I wish the intractable hell on all of you—of having the publisher and developer literally yelling at you on a conference call, quoting things you have written as evidence for their position. Then, in the same moment, you will truly live and wish you hadn’t. Further, I assure you all of your good deeds will be properly punished.
Knowing the rules of the game elevates the discussion and this is my intent. It is immoral and largely no fun to beat up on the ignorant. Economic realities and the myriad contextual elements of the deal will dictate who prevails on any individual point.
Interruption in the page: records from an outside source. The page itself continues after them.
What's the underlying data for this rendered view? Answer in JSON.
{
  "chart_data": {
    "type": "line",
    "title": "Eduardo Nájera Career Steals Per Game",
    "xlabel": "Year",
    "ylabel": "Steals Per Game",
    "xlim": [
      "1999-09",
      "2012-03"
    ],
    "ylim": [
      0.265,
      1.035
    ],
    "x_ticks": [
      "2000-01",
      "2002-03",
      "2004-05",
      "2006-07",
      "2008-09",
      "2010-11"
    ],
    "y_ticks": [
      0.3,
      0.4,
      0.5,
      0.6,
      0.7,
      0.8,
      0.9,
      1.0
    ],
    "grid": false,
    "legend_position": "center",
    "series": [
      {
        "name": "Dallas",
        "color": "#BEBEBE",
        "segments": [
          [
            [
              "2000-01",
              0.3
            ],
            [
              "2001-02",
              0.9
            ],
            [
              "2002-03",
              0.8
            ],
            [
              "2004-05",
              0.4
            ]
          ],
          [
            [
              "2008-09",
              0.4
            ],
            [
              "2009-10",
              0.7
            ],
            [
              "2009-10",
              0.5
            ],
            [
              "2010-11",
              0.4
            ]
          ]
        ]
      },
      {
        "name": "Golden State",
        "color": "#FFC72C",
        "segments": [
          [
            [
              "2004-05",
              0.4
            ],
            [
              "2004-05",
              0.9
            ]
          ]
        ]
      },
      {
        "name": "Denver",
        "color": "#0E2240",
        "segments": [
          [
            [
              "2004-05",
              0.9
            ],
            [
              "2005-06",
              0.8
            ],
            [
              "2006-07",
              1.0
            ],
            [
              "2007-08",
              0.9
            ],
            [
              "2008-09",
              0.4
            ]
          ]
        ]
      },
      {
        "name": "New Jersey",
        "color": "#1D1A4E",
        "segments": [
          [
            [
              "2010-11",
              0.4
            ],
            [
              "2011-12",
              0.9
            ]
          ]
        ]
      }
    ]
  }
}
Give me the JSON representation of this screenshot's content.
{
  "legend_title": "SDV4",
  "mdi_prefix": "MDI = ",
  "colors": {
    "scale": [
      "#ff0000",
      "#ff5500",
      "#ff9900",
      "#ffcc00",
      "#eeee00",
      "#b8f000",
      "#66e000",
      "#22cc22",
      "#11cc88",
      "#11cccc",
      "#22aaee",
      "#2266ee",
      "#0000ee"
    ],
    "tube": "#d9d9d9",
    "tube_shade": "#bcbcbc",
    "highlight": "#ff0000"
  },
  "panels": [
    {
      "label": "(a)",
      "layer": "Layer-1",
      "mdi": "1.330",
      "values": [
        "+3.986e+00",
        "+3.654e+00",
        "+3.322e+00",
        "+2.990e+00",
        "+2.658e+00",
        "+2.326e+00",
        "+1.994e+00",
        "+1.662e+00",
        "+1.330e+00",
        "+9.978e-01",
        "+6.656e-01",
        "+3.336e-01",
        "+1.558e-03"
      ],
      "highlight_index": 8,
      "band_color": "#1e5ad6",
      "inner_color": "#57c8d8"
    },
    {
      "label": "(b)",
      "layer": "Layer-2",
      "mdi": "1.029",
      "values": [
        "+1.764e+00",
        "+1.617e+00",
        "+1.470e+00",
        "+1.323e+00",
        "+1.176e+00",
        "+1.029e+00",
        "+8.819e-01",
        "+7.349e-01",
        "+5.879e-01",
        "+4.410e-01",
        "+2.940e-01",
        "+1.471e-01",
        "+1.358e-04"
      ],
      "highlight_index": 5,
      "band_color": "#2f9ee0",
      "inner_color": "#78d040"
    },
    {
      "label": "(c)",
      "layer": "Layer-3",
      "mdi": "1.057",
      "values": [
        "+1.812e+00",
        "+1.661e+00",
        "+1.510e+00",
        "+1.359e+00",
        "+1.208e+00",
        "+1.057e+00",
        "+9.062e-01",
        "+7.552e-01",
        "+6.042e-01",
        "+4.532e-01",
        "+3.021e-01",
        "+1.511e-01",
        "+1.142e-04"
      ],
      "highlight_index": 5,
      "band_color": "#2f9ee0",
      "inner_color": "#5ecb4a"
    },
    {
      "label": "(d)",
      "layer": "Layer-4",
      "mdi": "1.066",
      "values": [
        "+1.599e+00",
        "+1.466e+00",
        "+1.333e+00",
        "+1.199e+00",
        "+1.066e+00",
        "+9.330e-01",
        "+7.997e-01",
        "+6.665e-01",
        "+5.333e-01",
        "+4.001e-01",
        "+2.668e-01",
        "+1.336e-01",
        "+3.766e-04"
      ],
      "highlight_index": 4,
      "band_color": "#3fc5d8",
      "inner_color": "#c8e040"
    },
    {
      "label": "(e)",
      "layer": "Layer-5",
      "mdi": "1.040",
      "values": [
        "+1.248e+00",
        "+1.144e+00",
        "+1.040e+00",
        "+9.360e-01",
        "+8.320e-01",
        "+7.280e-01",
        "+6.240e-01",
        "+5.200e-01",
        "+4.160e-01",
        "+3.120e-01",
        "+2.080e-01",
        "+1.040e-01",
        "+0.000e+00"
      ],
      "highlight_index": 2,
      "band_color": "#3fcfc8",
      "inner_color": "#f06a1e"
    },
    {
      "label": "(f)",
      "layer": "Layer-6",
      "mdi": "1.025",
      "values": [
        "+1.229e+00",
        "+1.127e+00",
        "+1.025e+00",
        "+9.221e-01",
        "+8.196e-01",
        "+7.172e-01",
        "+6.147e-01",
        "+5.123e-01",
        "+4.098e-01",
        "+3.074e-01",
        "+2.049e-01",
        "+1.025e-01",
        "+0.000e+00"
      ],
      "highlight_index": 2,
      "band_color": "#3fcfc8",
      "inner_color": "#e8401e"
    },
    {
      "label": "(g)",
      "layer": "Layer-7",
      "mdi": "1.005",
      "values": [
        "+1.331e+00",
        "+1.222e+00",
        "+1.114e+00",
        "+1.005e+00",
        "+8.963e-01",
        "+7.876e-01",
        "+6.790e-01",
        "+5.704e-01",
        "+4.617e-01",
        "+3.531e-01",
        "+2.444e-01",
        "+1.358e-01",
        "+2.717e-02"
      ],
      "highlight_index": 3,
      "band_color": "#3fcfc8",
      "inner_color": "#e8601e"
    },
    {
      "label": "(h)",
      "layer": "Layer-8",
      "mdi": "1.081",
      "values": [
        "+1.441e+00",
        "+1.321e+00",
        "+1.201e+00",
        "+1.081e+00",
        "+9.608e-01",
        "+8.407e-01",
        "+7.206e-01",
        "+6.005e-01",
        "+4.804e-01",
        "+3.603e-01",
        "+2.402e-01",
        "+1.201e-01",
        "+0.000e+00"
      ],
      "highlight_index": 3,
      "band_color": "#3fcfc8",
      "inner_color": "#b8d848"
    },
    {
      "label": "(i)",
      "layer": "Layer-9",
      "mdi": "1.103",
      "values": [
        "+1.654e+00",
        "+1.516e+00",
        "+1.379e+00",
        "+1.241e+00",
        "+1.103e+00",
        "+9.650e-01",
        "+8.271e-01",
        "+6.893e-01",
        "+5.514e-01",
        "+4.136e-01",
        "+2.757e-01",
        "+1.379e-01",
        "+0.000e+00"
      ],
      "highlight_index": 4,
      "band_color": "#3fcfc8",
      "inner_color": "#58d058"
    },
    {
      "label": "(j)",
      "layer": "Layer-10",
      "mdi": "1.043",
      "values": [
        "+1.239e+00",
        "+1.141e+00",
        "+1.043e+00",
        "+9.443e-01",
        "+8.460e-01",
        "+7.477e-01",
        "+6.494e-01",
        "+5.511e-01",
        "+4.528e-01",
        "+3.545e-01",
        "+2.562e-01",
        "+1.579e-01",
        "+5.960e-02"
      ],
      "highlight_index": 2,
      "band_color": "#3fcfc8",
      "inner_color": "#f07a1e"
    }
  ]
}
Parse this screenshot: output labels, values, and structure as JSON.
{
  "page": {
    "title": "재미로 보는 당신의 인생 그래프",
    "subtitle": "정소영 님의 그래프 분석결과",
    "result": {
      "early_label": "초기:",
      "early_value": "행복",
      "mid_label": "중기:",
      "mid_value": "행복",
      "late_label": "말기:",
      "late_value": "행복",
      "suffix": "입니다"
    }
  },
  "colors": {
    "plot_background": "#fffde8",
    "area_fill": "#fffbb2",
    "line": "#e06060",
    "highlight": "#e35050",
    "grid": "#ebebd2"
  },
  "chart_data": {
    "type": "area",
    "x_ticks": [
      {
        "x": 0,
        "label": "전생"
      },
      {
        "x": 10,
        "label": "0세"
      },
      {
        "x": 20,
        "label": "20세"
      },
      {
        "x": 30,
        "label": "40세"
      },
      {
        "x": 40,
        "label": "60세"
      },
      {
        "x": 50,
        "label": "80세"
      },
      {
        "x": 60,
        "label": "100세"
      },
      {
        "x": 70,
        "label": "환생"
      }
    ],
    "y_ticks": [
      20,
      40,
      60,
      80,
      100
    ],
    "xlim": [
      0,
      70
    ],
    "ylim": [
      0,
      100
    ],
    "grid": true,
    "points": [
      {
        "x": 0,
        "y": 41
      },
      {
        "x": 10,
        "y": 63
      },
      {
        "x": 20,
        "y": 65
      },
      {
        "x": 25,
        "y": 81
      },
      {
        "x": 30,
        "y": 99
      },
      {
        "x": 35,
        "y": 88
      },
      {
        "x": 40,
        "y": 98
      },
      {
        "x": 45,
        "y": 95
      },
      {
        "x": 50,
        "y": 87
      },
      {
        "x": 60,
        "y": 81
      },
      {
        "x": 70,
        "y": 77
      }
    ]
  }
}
It is my hope that sharing these strategies will let all the parties go into these agreements with their eyes open. It is one thing to “fool” an ignorant developer. I would rather not have that as a standard in the industry going forward. I would rather have it that each side knows we are talking about an infinite bundle of sticks, and considers and accepts positions deliberately, with an understanding of the consequences.
Negotiating in any of these contexts can be complicated. Listening to your adversary and partners is key as well as balancing the larger picture, with the details to get the job done well. It is a worthy lifelong pursuit, but we should not lose track of why we are negotiating and what we are spending our time on.
It is about the art at the end of the day. We have to feed ourselves and our children, but we cannot forget that it is (or should be) about the art. No matter where we sit at the table, we all choose to be here.
After we have enough money for rice, beans, and shelter, the way we spend our days is mainly a story we tell ourselves and other people. I hope there was more to that choice than just making money because there are easier ways to do it than making games.
The biggest key to negotiating is to be honest with each other. Commit to doing what we say we are going to do. Show that commitment by writing it out in the contract. The contract is not “the paperwork,” it is the very foundation of the work. Literally every choice in the contract comes down to building the game. Take it seriously.
For each choice, ask: Is this going to make the game better? Is this better than not having the game made or having it made on a shoestring budget? Are these the people you want to work with? Is this game going to be more of your or less of vision because of the choices you make? Is it something you can feel good about, including how you treated the people involved? Is this a day well spent or a compromise?